We didn't see the withdrawal of the APA's faulty briefing paper and the brouhaha around it in the major newspapers. I didn't see this on the major news networks. Not even the little news networks. Did you?

I can't count how many people have called me a liar and worse for years over all this. Now a pro-choice, published, peer-reviewed, qualified, scientific researcher (not the first one such, Dr. Janet Daling was first) stands up to the pro-abortion/pro-choice medical establishment and says, "Hey, all you who dissed David Reardon? You who dissed Dr. Priscilla Coleman? You were dead wrong to do so, chaps and chapettes."

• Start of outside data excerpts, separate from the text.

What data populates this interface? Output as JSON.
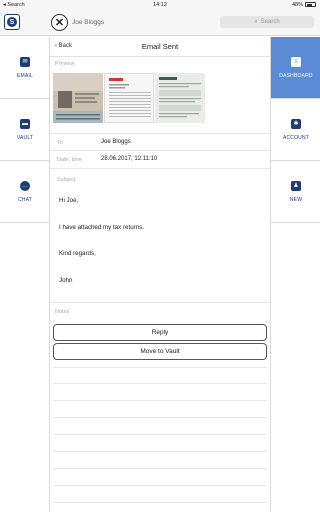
{
  "status_bar": {
    "carrier": "Search",
    "time": "14:12",
    "battery": "48%"
  },
  "header": {
    "user_name": "Joe Bloggs",
    "search_placeholder": "Search"
  },
  "left_nav": [
    {
      "label": "EMAIL",
      "icon": "envelope-icon"
    },
    {
      "label": "VAULT",
      "icon": "folder-icon"
    },
    {
      "label": "CHAT",
      "icon": "chat-icon"
    }
  ],
  "right_nav": [
    {
      "label": "DASHBOARD",
      "icon": "dashboard-icon",
      "active": true
    },
    {
      "label": "ACCOUNT",
      "icon": "gear-icon",
      "active": false
    },
    {
      "label": "NEW",
      "icon": "person-add-icon",
      "active": false
    }
  ],
  "email": {
    "back_label": "Back",
    "title": "Email Sent",
    "preview_label": "Preview",
    "to_label": "To",
    "to_value": "Joe Bloggs",
    "date_label": "Date, time",
    "date_value": "28.06.2017, 12:11:10",
    "subject_label": "Subject",
    "body": {
      "greeting": "Hi Joe,",
      "line1": "I have attached my tax returns.",
      "closing": "Kind regards,",
      "signature": "John"
    },
    "notes_label": "Notes",
    "reply_button": "Reply",
    "move_button": "Move to Vault"
  },
  "colors": {
    "accent": "#5b8bd4",
    "brand": "#1d3c78"
  }
}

I honest to God wish we were the ones who were wrong. But we're not.

HT goes to reader Susan who tipped me off, the "on hiatus blogger," to the recent, growing storm around this that I'd missed. She asked me if this was the tack the APA would take. As it has apparently since 1969, when it discussed and issued its resolution to see abortion as a woman's "civil right" to feel free to introduce mental trauma to herself:
As an APA Council member, I [Dr. Henry P. David, Transnational Family Research Institute, Bethesda, MD] had joined with the Association for Women Psychologists to introduce a resolution declaring that termination of an unwanted pregnancy was a mental health and child welfare issue, and thus a legitimate concern of APA . The resolution resolved that termination of pregnancy be considered a civil right of the pregnant woman, to be handled as any other medical and surgical procedure in consultation with the woman's physician...
Doesn't that make you as angry as it makes me? That the nation's psychiatric experts knew--in 1969, pre-Roe--it would cause us mental health trauma, distress, call it what you will, and they said, let them do it anyway??

If a "mental health issue" was caused by any. other. reason, and the APA decided to drop it and not advise against subjecting oneself to this cause, they'd be roasted alive. ANY. OTHER.

The amount of scientific data and research it takes to get anything admitted to the DSM as a cause of PTSD or any mental disorder is always quite daunting, as it should be. That's how abortion got in the DSM in the first place: psychiatrists had to have seen the evidence firsthand. This 1999 document describing the work of the 1969 Task Force, however, explains completely how the APA then removed abortion from the DSM within one edition. Someone--somewhere--must have reminded them in no uncertain terms of their 1969 "resolution" to protect abortion.

The image of Pontius Pilat washing his hands comes to my mind.